Creatures of Want and Ruin by Molly Tanzer is a prohibition era tale of a bootlegger trying to pay for her brother to go to college, a high society lady in an unhappy marriage, and a diabolical cult operating under the guise of temperance in the midst of what could be the end of the world.
Beware, for there be spoilers here. Although this was an entertaining read, there were a couple things that did irritate me that involve major plot points that I just need to get out of my system. So fair warning of you choose to continue.
This story starts with a couple of intense scenes, and then keeps a rather slow pace afterwards for a good chunk of the beginning. However, this time was taken to introduce us to and develope some really compelling characters, so I don't personally count this as a negative. Ellie is both a fisherwoman and a bootlegger trying to care for her family, is engaged but also seeing the reclusive poet living across the bay (it's an open relationship, and one that is handled well). Fin is new to the island, along with her husband and friends/hangers on who seem to desire nothing more than a Gatsby style life of excess, leaving Fin feeling disconnected and alone. We don't get as much time with SJ, but she is the character I'd most want to read a novel about; implied lesbian, expert chemist, but due to being an African American woman she is a moonshiner rather than a chemist (but the best damn moonshiner).
These woman (and a few fellas) band together when a batch of tainted moonshine linked to a new church on the island gives drinkers visions of the apocalypse. The cult and the ease in which they convert the locals is utterly terrifying considering it so closely mirrors very real events and mindsets plaguing the world today. A lot of talk of "preserving our ways" and "protecting ourselves from outsiders" that was both horrifying and impressive in it's realness.
Now for the slightly ranty bit. I will preface that at least it was refreshing (I guess?) for the disposable, just-there-to-service-the-plot characters were male for once, but we definitely miss out on a lot of emotional impact because of it. I'll start with the lesser of the two annoyances. Again, spoiler city coming up.
Rocky, the poet across the bay, Ellie's side piece (who her fiance approves of) ends up being a pretty much completely pointless character. His only purpose outside of showing that Ellie has a somewhat open relationship, is telling the heroines that yeah, the demons are real, he grew up in a diabolist cult, no he isn't going to help them. That's it, really. Granted I have a theory based on where Fin ends up that Rocky also made a deal with a demon at some point, but in this story that added nothing to the plot for me, and if he were deleted it wouldn't have had an effect on the plot, like, AT ALL beyond just confirming the plot.

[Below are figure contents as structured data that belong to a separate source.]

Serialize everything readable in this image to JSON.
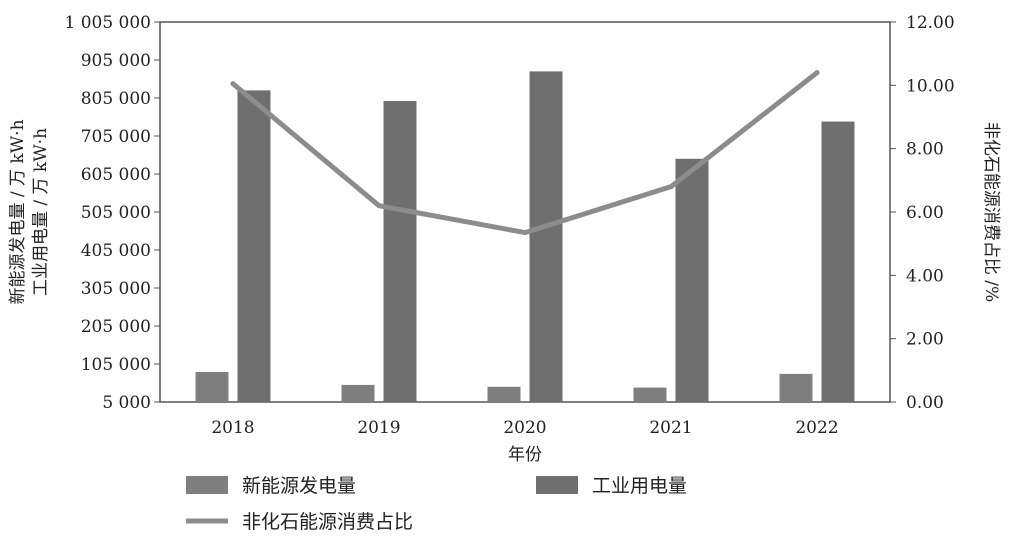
{
  "chart_data": {
    "type": "bar",
    "categories": [
      "2018",
      "2019",
      "2020",
      "2021",
      "2022"
    ],
    "series": [
      {
        "name": "新能源发电量",
        "kind": "bar",
        "axis": "left",
        "color": "#7f7f7f",
        "values": [
          84000,
          50000,
          45000,
          43000,
          79000
        ]
      },
      {
        "name": "工业用电量",
        "kind": "bar",
        "axis": "left",
        "color": "#6f6f6f",
        "values": [
          825000,
          797000,
          875000,
          645000,
          743000
        ]
      },
      {
        "name": "非化石能源消费占比",
        "kind": "line",
        "axis": "right",
        "color": "#8c8c8c",
        "values": [
          10.05,
          6.2,
          5.35,
          6.8,
          10.4
        ]
      }
    ],
    "xlabel": "年份",
    "ylabel_left": [
      "新能源发电量 / 万 kW·h",
      "工业用电量 / 万 kW·h"
    ],
    "ylabel_right": "非化石能源消费占比 /%",
    "ylim_left": [
      5000,
      1005000
    ],
    "ylim_right": [
      0,
      12
    ],
    "yticks_left": [
      "1 005 000",
      "905 000",
      "805 000",
      "705 000",
      "605 000",
      "505 000",
      "405 000",
      "305 000",
      "205 000",
      "105 000",
      "5 000"
    ],
    "yticks_right": [
      "12.00",
      "10.00",
      "8.00",
      "6.00",
      "4.00",
      "2.00",
      "0.00"
    ],
    "grid": false,
    "legend_position": "bottom"
  }
}
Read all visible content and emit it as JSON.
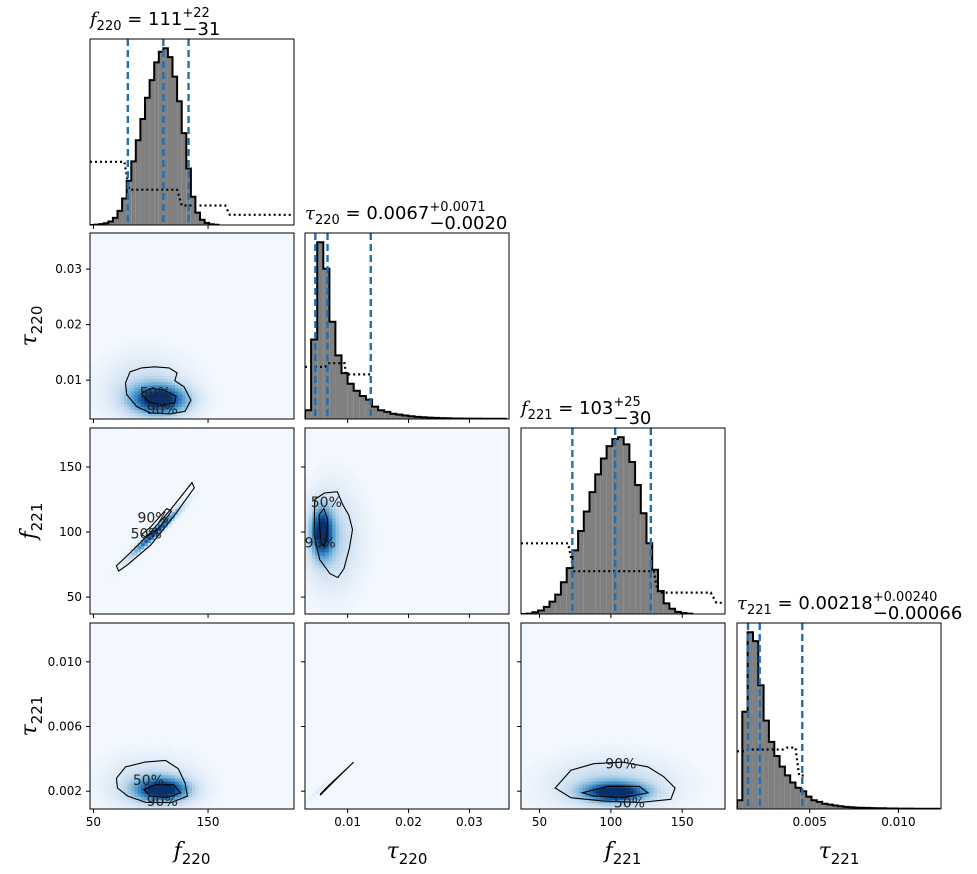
{
  "colors": {
    "hist_fill": "#808080",
    "hist_edge": "#000000",
    "quantile_line": "#1f6fb4",
    "prior_line": "#000000",
    "density_low": "#f3f8fe",
    "density_high": "#08306b"
  },
  "titles": {
    "f220": {
      "sym": "f",
      "sub": "220",
      "val": " = 111",
      "sup": "+22",
      "low": "−31"
    },
    "tau220": {
      "sym": "τ",
      "sub": "220",
      "val": " = 0.0067",
      "sup": "+0.0071",
      "low": "−0.0020"
    },
    "f221": {
      "sym": "f",
      "sub": "221",
      "val": " = 103",
      "sup": "+25",
      "low": "−30"
    },
    "tau221": {
      "sym": "τ",
      "sub": "221",
      "val": " = 0.00218",
      "sup": "+0.00240",
      "low": "−0.00066"
    }
  },
  "axis_labels": {
    "f220": {
      "sym": "f",
      "sub": "220"
    },
    "tau220": {
      "sym": "τ",
      "sub": "220"
    },
    "f221": {
      "sym": "f",
      "sub": "221"
    },
    "tau221": {
      "sym": "τ",
      "sub": "221"
    }
  },
  "contour_labels": [
    "50%",
    "90%"
  ],
  "chart_data": {
    "type": "corner",
    "parameters": [
      "f220",
      "tau220",
      "f221",
      "tau221"
    ],
    "ranges": {
      "f220": [
        47,
        225
      ],
      "tau220": [
        0.003,
        0.0365
      ],
      "f221": [
        37,
        180
      ],
      "tau221": [
        0.0009,
        0.0124
      ]
    },
    "ticks": {
      "f220": {
        "values": [
          50,
          150
        ],
        "labels": [
          "50",
          "150"
        ]
      },
      "tau220": {
        "values": [
          0.01,
          0.02,
          0.03
        ],
        "labels": [
          "0.01",
          "0.02",
          "0.03"
        ]
      },
      "f221": {
        "values": [
          50,
          100,
          150
        ],
        "labels": [
          "50",
          "100",
          "150"
        ]
      },
      "tau221": {
        "values": [
          0.002,
          0.006,
          0.01
        ],
        "labels": [
          "0.002",
          "0.006",
          "0.010"
        ]
      },
      "tau221_bottom": {
        "values": [
          0.005,
          0.01
        ],
        "labels": [
          "0.005",
          "0.010"
        ]
      }
    },
    "quantiles": {
      "f220": [
        80,
        111,
        133
      ],
      "tau220": [
        0.0047,
        0.0067,
        0.0138
      ],
      "f221": [
        73,
        103,
        128
      ],
      "tau221": [
        0.00152,
        0.00218,
        0.00458
      ]
    },
    "marginals": {
      "f220": {
        "centers": [
          49,
          53,
          57,
          61,
          65,
          69,
          73,
          77,
          81,
          85,
          89,
          93,
          97,
          101,
          105,
          109,
          113,
          117,
          121,
          125,
          129,
          133,
          137,
          141,
          145,
          149,
          153,
          157
        ],
        "heights": [
          0,
          0.002,
          0.005,
          0.01,
          0.02,
          0.04,
          0.08,
          0.15,
          0.25,
          0.36,
          0.48,
          0.6,
          0.72,
          0.82,
          0.92,
          0.98,
          1.0,
          0.95,
          0.84,
          0.7,
          0.52,
          0.32,
          0.16,
          0.07,
          0.03,
          0.012,
          0.004,
          0.001
        ],
        "prior": {
          "x": [
            47,
            77,
            81,
            123,
            127,
            165,
            169,
            225
          ],
          "y": [
            0.34,
            0.34,
            0.19,
            0.19,
            0.105,
            0.105,
            0.055,
            0.055
          ]
        }
      },
      "tau220": {
        "centers": [
          0.0035,
          0.0045,
          0.0055,
          0.0065,
          0.0075,
          0.0085,
          0.0095,
          0.0105,
          0.0115,
          0.0125,
          0.0135,
          0.0145,
          0.0155,
          0.0165,
          0.0175,
          0.0185,
          0.0195,
          0.0205,
          0.0215,
          0.0225,
          0.0235,
          0.0245,
          0.0255,
          0.0265,
          0.0275,
          0.0285,
          0.0295,
          0.0305,
          0.0315,
          0.0325,
          0.0335,
          0.0345,
          0.0355
        ],
        "heights": [
          0.05,
          0.45,
          1.0,
          0.85,
          0.55,
          0.36,
          0.26,
          0.2,
          0.16,
          0.13,
          0.11,
          0.07,
          0.05,
          0.04,
          0.03,
          0.025,
          0.02,
          0.015,
          0.012,
          0.01,
          0.008,
          0.006,
          0.005,
          0.004,
          0.003,
          0.003,
          0.002,
          0.002,
          0.002,
          0.001,
          0.001,
          0.001,
          0.001
        ],
        "prior": {
          "x": [
            0.003,
            0.0063,
            0.0068,
            0.0095,
            0.0097,
            0.0138
          ],
          "y": [
            0.28,
            0.28,
            0.3,
            0.3,
            0.24,
            0.24
          ]
        }
      },
      "f221": {
        "centers": [
          39,
          43,
          47,
          51,
          55,
          59,
          63,
          67,
          71,
          75,
          79,
          83,
          87,
          91,
          95,
          99,
          103,
          107,
          111,
          115,
          119,
          123,
          127,
          131,
          135,
          139,
          143,
          147,
          151,
          155
        ],
        "heights": [
          0,
          0.002,
          0.01,
          0.02,
          0.04,
          0.07,
          0.11,
          0.18,
          0.26,
          0.36,
          0.47,
          0.58,
          0.69,
          0.79,
          0.88,
          0.95,
          0.99,
          1.0,
          0.96,
          0.86,
          0.73,
          0.57,
          0.4,
          0.25,
          0.13,
          0.06,
          0.03,
          0.012,
          0.005,
          0.002
        ],
        "prior": {
          "x": [
            37,
            70,
            74,
            130,
            133,
            170,
            174,
            180
          ],
          "y": [
            0.38,
            0.38,
            0.23,
            0.23,
            0.115,
            0.115,
            0.06,
            0.06
          ]
        }
      },
      "tau221": {
        "centers": [
          0.00105,
          0.00135,
          0.00165,
          0.00195,
          0.00225,
          0.00255,
          0.00285,
          0.00315,
          0.00345,
          0.00375,
          0.00405,
          0.00435,
          0.00465,
          0.00495,
          0.00525,
          0.00555,
          0.00585,
          0.00615,
          0.00645,
          0.00675,
          0.00705,
          0.00735,
          0.00765,
          0.00795,
          0.00825,
          0.00855,
          0.00885,
          0.00915,
          0.00945,
          0.00975,
          0.01005,
          0.01035,
          0.01065,
          0.01095,
          0.01125,
          0.01155,
          0.01185,
          0.01215
        ],
        "heights": [
          0.05,
          0.55,
          1.0,
          0.95,
          0.7,
          0.5,
          0.38,
          0.3,
          0.24,
          0.19,
          0.15,
          0.12,
          0.1,
          0.07,
          0.05,
          0.04,
          0.03,
          0.025,
          0.02,
          0.015,
          0.012,
          0.01,
          0.008,
          0.007,
          0.006,
          0.005,
          0.004,
          0.004,
          0.003,
          0.003,
          0.002,
          0.002,
          0.002,
          0.001,
          0.001,
          0.001,
          0.001,
          0.001
        ],
        "prior": {
          "x": [
            0.0009,
            0.0013,
            0.0016,
            0.0035,
            0.0037,
            0.0042,
            0.0044,
            0.0048
          ],
          "y": [
            0.31,
            0.31,
            0.32,
            0.32,
            0.33,
            0.33,
            0.18,
            0.18
          ]
        }
      }
    },
    "density_2d": [
      {
        "x": "f220",
        "y": "tau220",
        "peaks": [
          {
            "cx": 108,
            "cy": 0.0065,
            "sx": 17,
            "sy": 0.0018,
            "a": 1.0
          },
          {
            "cx": 96,
            "cy": 0.0085,
            "sx": 24,
            "sy": 0.0038,
            "a": 0.25
          }
        ],
        "c90": [
          [
            78,
            0.0095
          ],
          [
            82,
            0.0115
          ],
          [
            92,
            0.0122
          ],
          [
            103,
            0.0124
          ],
          [
            116,
            0.0122
          ],
          [
            123,
            0.0113
          ],
          [
            121,
            0.0099
          ],
          [
            129,
            0.0088
          ],
          [
            135,
            0.0064
          ],
          [
            130,
            0.0044
          ],
          [
            117,
            0.0039
          ],
          [
            100,
            0.0041
          ],
          [
            88,
            0.0052
          ],
          [
            79,
            0.0074
          ]
        ],
        "c50": [
          [
            92,
            0.0076
          ],
          [
            100,
            0.0085
          ],
          [
            112,
            0.0082
          ],
          [
            122,
            0.0071
          ],
          [
            121,
            0.0059
          ],
          [
            110,
            0.0055
          ],
          [
            98,
            0.0061
          ]
        ],
        "labels": [
          {
            "text": "50%",
            "x": 104,
            "y": 0.0078
          },
          {
            "text": "90%",
            "x": 110,
            "y": 0.0048
          }
        ]
      },
      {
        "x": "f220",
        "y": "f221",
        "peaks": [
          {
            "cx": 104,
            "cy": 100,
            "sx": 14,
            "sy": 12,
            "a": 1.0,
            "rho": 0.97
          }
        ],
        "c90": [
          [
            72,
            70
          ],
          [
            80,
            75
          ],
          [
            100,
            90
          ],
          [
            120,
            112
          ],
          [
            138,
            134
          ],
          [
            136,
            138
          ],
          [
            118,
            118
          ],
          [
            98,
            98
          ],
          [
            82,
            84
          ],
          [
            70,
            74
          ]
        ],
        "c50": [
          [
            96,
            96
          ],
          [
            108,
            104
          ],
          [
            118,
            116
          ],
          [
            114,
            118
          ],
          [
            100,
            104
          ],
          [
            92,
            98
          ]
        ],
        "labels": [
          {
            "text": "90%",
            "x": 102,
            "y": 111
          },
          {
            "text": "50%",
            "x": 96,
            "y": 99
          }
        ]
      },
      {
        "x": "tau220",
        "y": "f221",
        "peaks": [
          {
            "cx": 0.0058,
            "cy": 100,
            "sx": 0.0012,
            "sy": 13,
            "a": 1.0
          },
          {
            "cx": 0.0075,
            "cy": 95,
            "sx": 0.003,
            "sy": 25,
            "a": 0.3
          }
        ],
        "c90": [
          [
            0.0046,
            125
          ],
          [
            0.0062,
            130
          ],
          [
            0.0083,
            131
          ],
          [
            0.0092,
            121
          ],
          [
            0.0102,
            113
          ],
          [
            0.0108,
            102
          ],
          [
            0.0103,
            88
          ],
          [
            0.0094,
            72
          ],
          [
            0.0084,
            65
          ],
          [
            0.0071,
            68
          ],
          [
            0.0054,
            79
          ],
          [
            0.0045,
            98
          ]
        ],
        "c50": [
          [
            0.0053,
            113
          ],
          [
            0.0061,
            118
          ],
          [
            0.0067,
            110
          ],
          [
            0.0066,
            97
          ],
          [
            0.0062,
            89
          ],
          [
            0.0056,
            92
          ]
        ],
        "labels": [
          {
            "text": "50%",
            "x": 0.0065,
            "y": 123
          },
          {
            "text": "90%",
            "x": 0.0055,
            "y": 92
          }
        ]
      },
      {
        "x": "f220",
        "y": "tau221",
        "peaks": [
          {
            "cx": 110,
            "cy": 0.0021,
            "sx": 16,
            "sy": 0.0005,
            "a": 1.0
          },
          {
            "cx": 100,
            "cy": 0.0025,
            "sx": 26,
            "sy": 0.0011,
            "a": 0.25
          }
        ],
        "c90": [
          [
            70,
            0.0028
          ],
          [
            78,
            0.0035
          ],
          [
            95,
            0.0038
          ],
          [
            113,
            0.0039
          ],
          [
            124,
            0.0034
          ],
          [
            130,
            0.0025
          ],
          [
            132,
            0.0017
          ],
          [
            118,
            0.0013
          ],
          [
            96,
            0.0013
          ],
          [
            80,
            0.0017
          ],
          [
            71,
            0.0022
          ]
        ],
        "c50": [
          [
            94,
            0.0021
          ],
          [
            104,
            0.0024
          ],
          [
            120,
            0.0024
          ],
          [
            126,
            0.0019
          ],
          [
            114,
            0.0016
          ],
          [
            100,
            0.0017
          ]
        ],
        "labels": [
          {
            "text": "50%",
            "x": 98,
            "y": 0.0027
          },
          {
            "text": "90%",
            "x": 110,
            "y": 0.0014
          }
        ]
      },
      {
        "x": "tau220",
        "y": "tau221",
        "peaks": [
          {
            "cx": 0.0061,
            "cy": 0.00228,
            "sx": 0.0014,
            "sy": 0.00045,
            "a": 0.25,
            "rho": 0.995
          }
        ],
        "c90": [
          [
            0.0055,
            0.00175
          ],
          [
            0.0068,
            0.00225
          ],
          [
            0.0092,
            0.00315
          ],
          [
            0.011,
            0.0038
          ],
          [
            0.0093,
            0.0032
          ],
          [
            0.0069,
            0.00235
          ],
          [
            0.0056,
            0.00185
          ]
        ],
        "c50": [],
        "labels": []
      },
      {
        "x": "f221",
        "y": "tau221",
        "peaks": [
          {
            "cx": 103,
            "cy": 0.00195,
            "sx": 15,
            "sy": 0.0004,
            "a": 1.0
          },
          {
            "cx": 100,
            "cy": 0.0024,
            "sx": 28,
            "sy": 0.0011,
            "a": 0.3
          }
        ],
        "c90": [
          [
            61,
            0.0022
          ],
          [
            72,
            0.0033
          ],
          [
            88,
            0.0037
          ],
          [
            108,
            0.0038
          ],
          [
            126,
            0.0035
          ],
          [
            137,
            0.0029
          ],
          [
            145,
            0.0022
          ],
          [
            142,
            0.0015
          ],
          [
            120,
            0.0013
          ],
          [
            94,
            0.0014
          ],
          [
            72,
            0.0016
          ]
        ],
        "c50": [
          [
            80,
            0.0019
          ],
          [
            98,
            0.0023
          ],
          [
            120,
            0.0023
          ],
          [
            126,
            0.0019
          ],
          [
            108,
            0.0016
          ],
          [
            88,
            0.0017
          ]
        ],
        "labels": [
          {
            "text": "90%",
            "x": 107,
            "y": 0.0037
          },
          {
            "text": "50%",
            "x": 113,
            "y": 0.0013
          }
        ]
      }
    ]
  }
}
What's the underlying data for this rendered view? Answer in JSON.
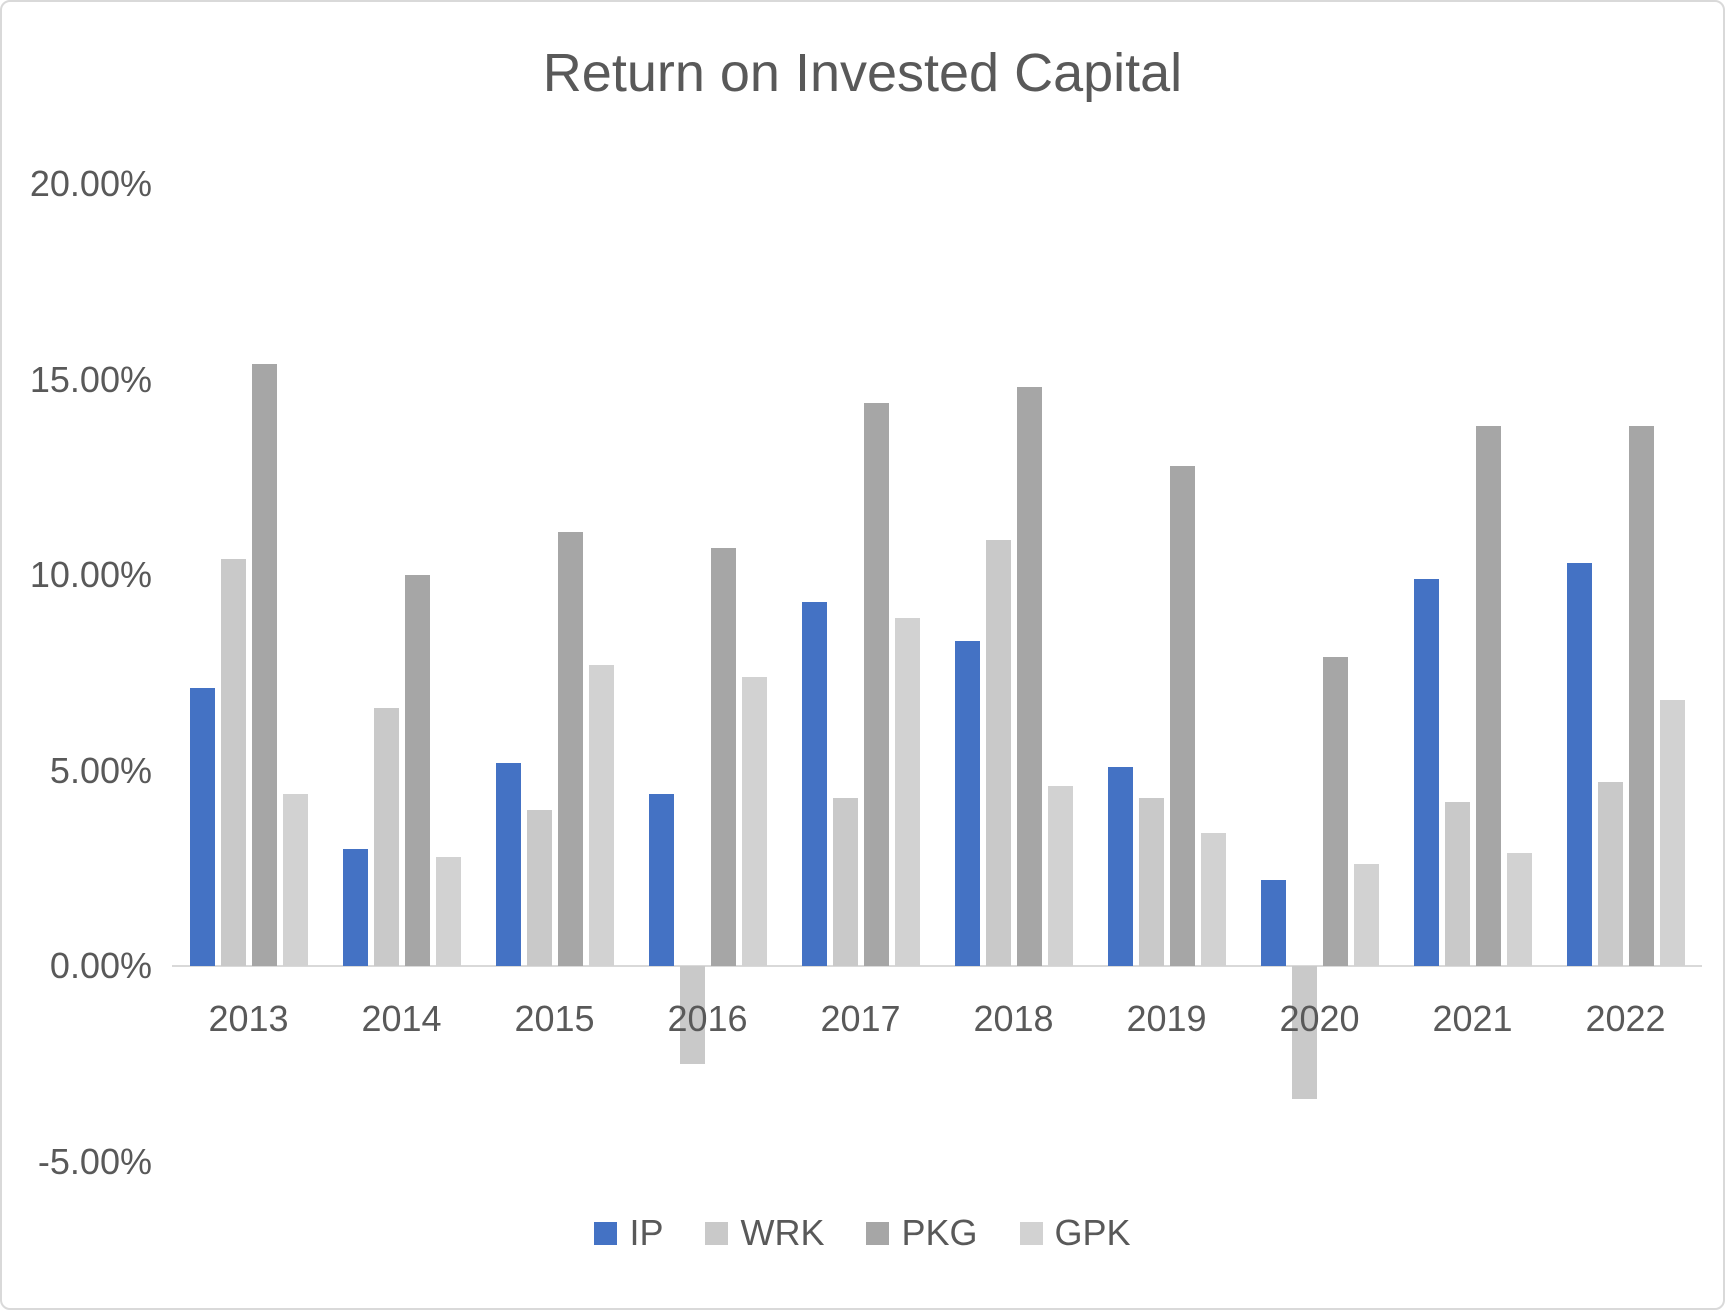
{
  "chart_data": {
    "type": "bar",
    "title": "Return on Invested Capital",
    "categories": [
      "2013",
      "2014",
      "2015",
      "2016",
      "2017",
      "2018",
      "2019",
      "2020",
      "2021",
      "2022"
    ],
    "series": [
      {
        "name": "IP",
        "color": "#4472C4",
        "values": [
          7.1,
          3.0,
          5.2,
          4.4,
          9.3,
          8.3,
          5.1,
          2.2,
          9.9,
          10.3
        ]
      },
      {
        "name": "WRK",
        "color": "#C9C9C9",
        "values": [
          10.4,
          6.6,
          4.0,
          -2.5,
          4.3,
          10.9,
          4.3,
          -3.4,
          4.2,
          4.7
        ]
      },
      {
        "name": "PKG",
        "color": "#A6A6A6",
        "values": [
          15.4,
          10.0,
          11.1,
          10.7,
          14.4,
          14.8,
          12.8,
          7.9,
          13.8,
          13.8
        ]
      },
      {
        "name": "GPK",
        "color": "#D2D2D2",
        "values": [
          4.4,
          2.8,
          7.7,
          7.4,
          8.9,
          4.6,
          3.4,
          2.6,
          2.9,
          6.8
        ]
      }
    ],
    "y_ticks": [
      {
        "label": "20.00%",
        "value": 20
      },
      {
        "label": "15.00%",
        "value": 15
      },
      {
        "label": "10.00%",
        "value": 10
      },
      {
        "label": "5.00%",
        "value": 5
      },
      {
        "label": "0.00%",
        "value": 0
      },
      {
        "label": "-5.00%",
        "value": -5
      }
    ],
    "ylim": [
      -5,
      20
    ],
    "unit": "%",
    "grid": false,
    "legend_position": "bottom",
    "axis_color": "#D9D9D9",
    "text_color": "#595959",
    "background": "#FFFFFF"
  }
}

Now, what bothered me the most was Lester. Lester is Ellie's little brother, and honestly the catalyst of the whole story. Lester had polio as a child, and has grown into a fragile man, but one with a sharp mind that has been accepted to medical school. The risks Ellie takes are constantly justified by needing money for Lester to go to school, how important it is, how almost a everything boils down to getting her little brother out, and giving him a future. We don't actually know much about Lester beyond frail, kind, and intelligent, but we do know Ellie and her care for her brother makes us care for him....until his death feels like a total nonevent to her. I can understand shock, numbness, the distraction of trying to stop the end of days, but it was really treated with as much importance as the death of a dog earlier (which is to say, very little) and it actually ended up making me dislike Ellie somewhat.
As much as the handling of those characters bothered me (quite a bit) overall I enjoyed that book and found it to be a fun read with great female characters, and disturbing villains in an interesting setting. Tanzer is an author with style that I'll be reading more from, this one just happened to have a couple things my brain couldn't get over easily.